I picked up my most recent read at a semi-local independent bookstore. I know they say not to judge a book by it’s cover, but the cover and title are what drew me in. Feeling a little unnecessary myself lately, I just had to know what this book was about. To put it much too simply, An Unnecessary Woman by Rabih Alameddine is a meditation on the love of language and literature as well as what it is like to live your life by continually bucking social norms, not as a political statement, but as simply a way to live life true to yourself.
An important element to this book is its setting: Beirut, Lebanon. The protagonist, Aaliya, is above all resilient. She has to be due to the unrest she has lived through. A basic knowledge of the historical events of the area is helpful when reading through this story, but I wouldn’t say it’s critical.
Now while the world is changing around her, Aaliya lives a simple life. Alone in her apartment, she translates a book into Arabic every year. Her life is solitary and she surrounds herself with literature.

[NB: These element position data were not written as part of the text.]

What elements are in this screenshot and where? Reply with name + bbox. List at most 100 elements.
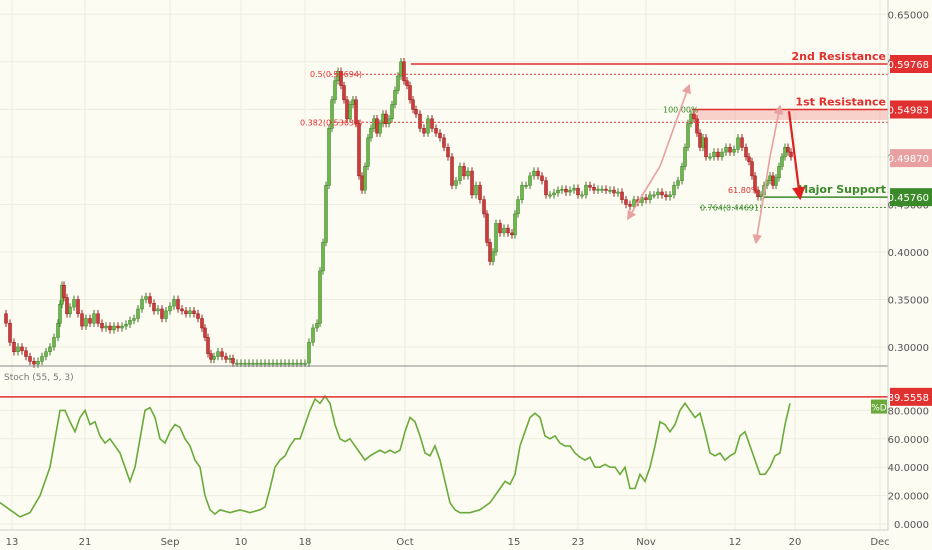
- candle: [418, 113, 422, 129]
- candle: [434, 128, 438, 134]
- candle: [753, 175, 757, 191]
- price-tick-label: 0.30000: [888, 343, 929, 354]
- candle: [656, 191, 660, 196]
- candle: [576, 187, 580, 196]
- candle: [786, 147, 790, 153]
- candle: [216, 351, 220, 357]
- stoch-title: Stoch (55, 5, 3): [4, 373, 74, 383]
- candle: [430, 118, 434, 129]
- candle: [695, 118, 699, 134]
- stoch-tick-label: 0.0000: [894, 520, 929, 531]
- projection-arrow-pink: [626, 165, 661, 221]
- candle: [470, 170, 474, 196]
- candle: [686, 123, 690, 148]
- candle: [40, 356, 44, 362]
- candle: [604, 188, 608, 191]
- candle: [44, 351, 48, 357]
- candle: [366, 137, 370, 167]
- candle: [390, 104, 394, 120]
- candle: [360, 175, 364, 191]
- time-tick-label: 23: [572, 537, 585, 548]
- time-tick-label: Sep: [161, 537, 180, 548]
- candle: [528, 175, 532, 186]
- candle: [180, 308, 184, 312]
- candle: [506, 227, 510, 234]
- current-price-badge: [890, 149, 932, 168]
- candle: [683, 147, 687, 167]
- candle: [387, 118, 391, 124]
- candle: [759, 194, 763, 198]
- candle: [740, 137, 744, 148]
- candle: [354, 99, 358, 124]
- projection-arrow-red: [787, 111, 806, 201]
- candle: [112, 325, 116, 331]
- candle: [32, 360, 36, 365]
- candle: [295, 362, 299, 365]
- candle: [736, 137, 740, 150]
- price-tick-label: 0.35000: [888, 295, 929, 306]
- candle: [485, 213, 489, 243]
- projection-arrow-pink: [659, 83, 691, 167]
- candle: [668, 194, 672, 198]
- candle: [120, 325, 124, 329]
- candle: [756, 189, 760, 198]
- candle: [624, 199, 628, 205]
- candle: [20, 346, 24, 352]
- candle: [144, 296, 148, 300]
- grid-lines: [0, 0, 888, 530]
- candle: [478, 185, 482, 200]
- candle: [402, 61, 406, 82]
- candle: [251, 362, 255, 365]
- candle: [239, 362, 243, 365]
- candle: [92, 313, 96, 324]
- fib-label-3: 61.80%: [728, 186, 759, 195]
- candle: [136, 308, 140, 319]
- candle: [348, 104, 352, 120]
- candle: [333, 80, 337, 101]
- price-tick-label: 0.40000: [888, 248, 929, 259]
- candle: [408, 85, 412, 101]
- candle: [628, 204, 632, 207]
- candle: [65, 297, 69, 314]
- candle: [446, 147, 450, 158]
- candle: [750, 161, 754, 177]
- candle: [363, 166, 367, 191]
- candle: [491, 251, 495, 262]
- candle: [652, 194, 656, 197]
- level-badge-1-text: 0.54983: [888, 105, 929, 116]
- time-tick-label: 21: [79, 537, 92, 548]
- price-series: [4, 57, 793, 368]
- time-tick-label: 15: [508, 537, 521, 548]
- candle: [438, 132, 442, 139]
- candle: [315, 322, 319, 329]
- candle: [345, 99, 349, 120]
- candle: [474, 185, 478, 196]
- candle: [524, 185, 528, 187]
- candle: [520, 185, 524, 200]
- candle: [16, 346, 20, 352]
- candle: [56, 322, 60, 338]
- candle: [584, 185, 588, 196]
- candle: [255, 362, 259, 365]
- candle: [62, 284, 66, 298]
- candle: [209, 353, 213, 360]
- candle: [728, 147, 732, 153]
- stoch-line: [0, 394, 791, 518]
- candle: [608, 189, 612, 192]
- candle: [375, 118, 379, 134]
- time-axis[interactable]: 13 21 Sep 10 18 Oct 15 23 Nov 12 20 Dec: [6, 537, 890, 548]
- candle: [789, 151, 793, 158]
- candle: [24, 350, 28, 357]
- projection-arrows: [626, 83, 806, 245]
- candle: [357, 123, 361, 177]
- candle: [68, 306, 72, 314]
- candle: [426, 118, 430, 134]
- candle: [324, 185, 328, 243]
- price-tick-label: 0.65000: [888, 10, 929, 21]
- candle: [680, 166, 684, 181]
- time-tick-label: 10: [235, 537, 248, 548]
- candle: [263, 362, 267, 365]
- candle: [267, 362, 271, 365]
- stoch-axis[interactable]: 80.0000 60.0000 40.0000 20.0000 0.0000: [888, 406, 929, 531]
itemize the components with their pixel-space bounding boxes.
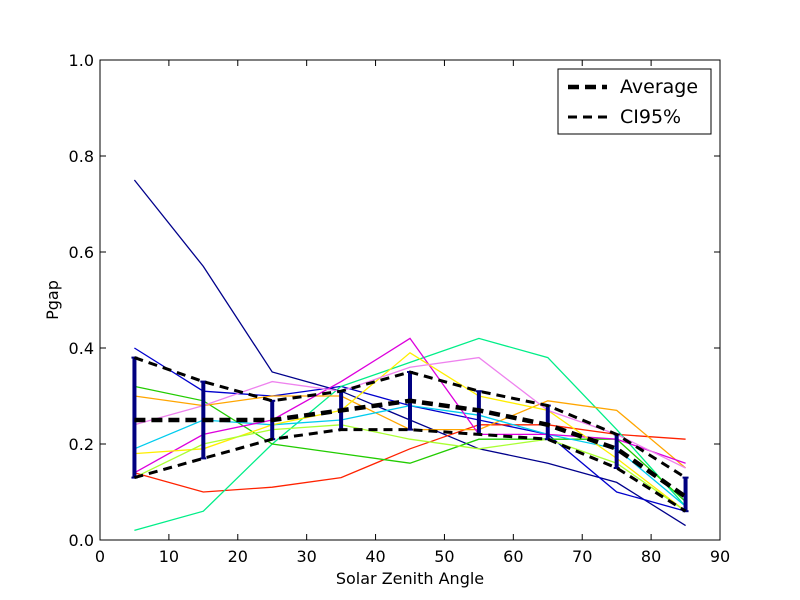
ci95-upper-line: [133, 356, 687, 479]
series-line-s10: [134, 356, 686, 469]
legend: Average CI95%: [557, 68, 712, 135]
x-tick-label: 20: [228, 547, 248, 566]
x-tick-label: 0: [95, 547, 105, 566]
stat-layer: [133, 356, 687, 513]
x-tick-label: 40: [365, 547, 385, 566]
x-tick-label: 60: [503, 547, 523, 566]
series-line-s4: [134, 337, 687, 532]
y-tick-label: 1.0: [69, 51, 94, 70]
legend-ci95-label: CI95%: [620, 106, 681, 128]
y-tick-label: 0.0: [69, 531, 94, 550]
y-tick-label: 0.6: [69, 243, 94, 262]
ci95-lower-line: [133, 428, 687, 513]
series-line-s11: [134, 424, 686, 512]
legend-box: [557, 68, 712, 135]
y-tick-label: 0.8: [69, 147, 94, 166]
y-axis-label: Pgap: [43, 280, 62, 320]
x-tick-label: 30: [296, 547, 316, 566]
series-line-s3: [134, 424, 686, 493]
x-tick-label: 90: [710, 547, 730, 566]
x-axis-label: Solar Zenith Angle: [336, 569, 484, 588]
x-tick-label: 70: [572, 547, 592, 566]
average-line: [134, 398, 687, 499]
y-tick-label: 0.4: [69, 339, 94, 358]
x-tick-label: 50: [434, 547, 454, 566]
y-tick-label: 0.2: [69, 435, 94, 454]
plot-frame: [99, 59, 721, 541]
tick-layer: 0 10 20 30 40 50 60 70 80 90 0.0 0.2 0.4 0.6 0.8 1.0: [69, 51, 731, 566]
x-tick-label: 10: [159, 547, 179, 566]
legend-average-label: Average: [620, 76, 698, 98]
x-tick-label: 80: [641, 547, 661, 566]
series-line-s8: [134, 337, 686, 474]
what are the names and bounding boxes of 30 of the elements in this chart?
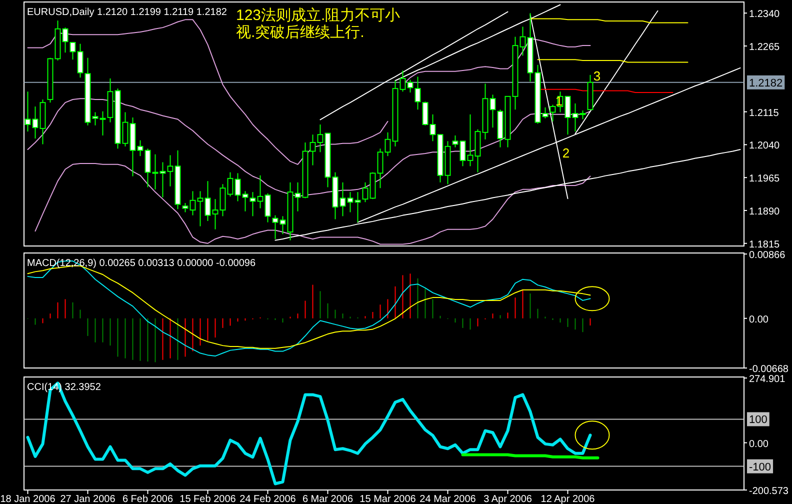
x-tick-label: 24 Mar 2006: [420, 494, 476, 504]
annotation: 3: [593, 68, 601, 84]
y-tick-label: 1.2265: [749, 42, 780, 53]
x-tick-label: 24 Feb 2006: [240, 494, 296, 504]
y-tick-label: -200.573: [749, 486, 789, 497]
y-tick-label: 0.00866: [749, 250, 786, 261]
x-tick-label: 15 Mar 2006: [360, 494, 416, 504]
x-tick-label: 15 Feb 2006: [180, 494, 236, 504]
ref-line-label: 100: [749, 414, 768, 426]
y-tick-label: 1.1965: [749, 174, 780, 185]
ref-line-label: 1.2182: [749, 77, 783, 90]
x-tick-label: 18 Jan 2006: [0, 494, 56, 504]
chart-title: EURUSD,Daily 1.2120 1.2199 1.2119 1.2182: [27, 7, 228, 18]
x-tick-label: 12 Apr 2006: [540, 494, 596, 504]
y-tick-label: 1.2115: [749, 108, 780, 119]
y-tick-label: 0.00: [749, 314, 769, 326]
y-tick-label: -0.00668: [749, 364, 789, 375]
x-tick-label: 27 Jan 2006: [60, 494, 116, 504]
x-tick-label: 3 Apr 2006: [484, 494, 532, 504]
y-tick-label: 1.1815: [749, 239, 780, 250]
annotation: 2: [562, 146, 570, 160]
annotation: 123法则成立.阻力不可小视.突破后继续上行.: [236, 7, 400, 41]
ref-line-label: -100: [749, 461, 772, 474]
x-tick-label: 6 Feb 2006: [122, 494, 174, 504]
y-tick-label: 1.1890: [749, 206, 780, 218]
x-tick-label: 6 Mar 2006: [302, 494, 354, 504]
y-tick-label: 1.2040: [749, 140, 780, 152]
y-tick-label: 0.00: [749, 438, 769, 450]
y-tick-label: 1.2340: [749, 9, 780, 20]
y-tick-label: 274.901: [749, 374, 786, 385]
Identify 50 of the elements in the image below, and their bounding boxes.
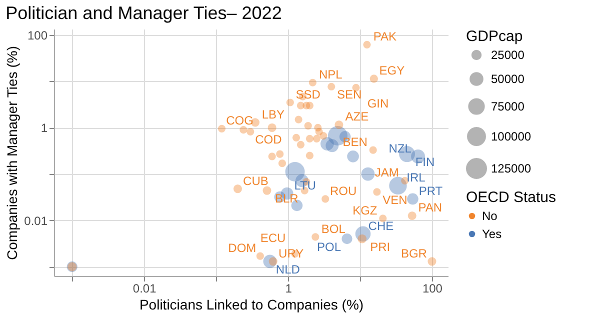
- legend-label: 75000: [491, 100, 525, 114]
- annotation: BLR: [274, 192, 299, 206]
- x-tick-label: 1: [285, 282, 292, 296]
- annotation: PRT: [418, 184, 444, 198]
- legend-label: No: [482, 209, 498, 223]
- annotation: FIN: [415, 155, 435, 170]
- annotation: AZE: [345, 110, 369, 124]
- annotation: BOL: [321, 222, 346, 236]
- annotation: SEN: [337, 88, 362, 102]
- annotation: IRL: [406, 170, 426, 185]
- x-axis-title: Politicians Linked to Companies (%): [139, 296, 364, 312]
- y-tick-label: 0.01: [24, 214, 48, 228]
- y-axis-title: Companies with Manager Ties (%): [4, 46, 20, 260]
- legend-label: 125000: [491, 162, 532, 176]
- annotation: NZL: [388, 141, 412, 156]
- annotation: CHE: [368, 218, 394, 233]
- annotation: BGR: [400, 246, 428, 260]
- annotation: COG: [226, 114, 254, 128]
- annotation: LBY: [262, 107, 285, 122]
- chart-title: Politician and Manager Ties– 2022: [6, 3, 282, 23]
- annotation: SSD: [296, 87, 321, 102]
- text: OECD Status: [466, 189, 556, 206]
- y-tick-label: 100: [27, 28, 48, 43]
- annotation: JAM: [374, 166, 399, 180]
- annotation: PAK: [373, 30, 397, 44]
- y-tick-label: 1: [40, 121, 48, 136]
- annotation: NPL: [319, 68, 343, 82]
- annotation: ECU: [260, 230, 286, 245]
- legend-label: 25000: [491, 48, 525, 62]
- legend-label: 50000: [491, 72, 525, 86]
- annotation: PAN: [418, 200, 442, 215]
- annotation: ROU: [330, 184, 357, 198]
- text: GDPcap: [466, 28, 523, 45]
- annotation: VEN: [382, 192, 408, 207]
- annotation: EGY: [379, 64, 405, 78]
- x-tick-label: 100: [422, 282, 443, 296]
- annotation: DOM: [228, 241, 256, 256]
- annotation: CUB: [243, 174, 268, 188]
- annotation: LTU: [294, 178, 316, 193]
- annotation: BEN: [342, 135, 368, 150]
- annotation: PRI: [370, 240, 390, 254]
- annotation: URY: [278, 246, 304, 260]
- annotation: POL: [317, 240, 342, 254]
- x-tick-label: 0.01: [132, 282, 157, 296]
- legend-label: 100000: [491, 130, 532, 144]
- annotation: KGZ: [352, 203, 378, 218]
- legend-label: Yes: [482, 227, 502, 241]
- annotation: NLD: [276, 262, 300, 276]
- annotation: COD: [255, 132, 282, 147]
- annotation: GIN: [367, 96, 389, 111]
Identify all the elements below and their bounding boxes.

Throughout her meditations on her present day life, you go through many flashbacks of how she got to be so “unnecessary” as a divorcee living apart from her family.
While this book is an enjoyable read, I couldn’t make myself care much about the characters or the plot, which I think is showing though in my brief synopsis of it. The prose, however, is beautiful. Alameddine is a master at crafting sentences, weaving together allusions to other works with his own observations, and writing deeply about loneliness, aging, politics, etc. That’s what made the book for me.
I was never completely absorbed or felt as though I couldn’t wait to get back to it after setting it down, but I by no means regret reading it. My copy will probably make it’s way to a used bookstore eventually in order to make room for something else, but I’m glad I picked it up.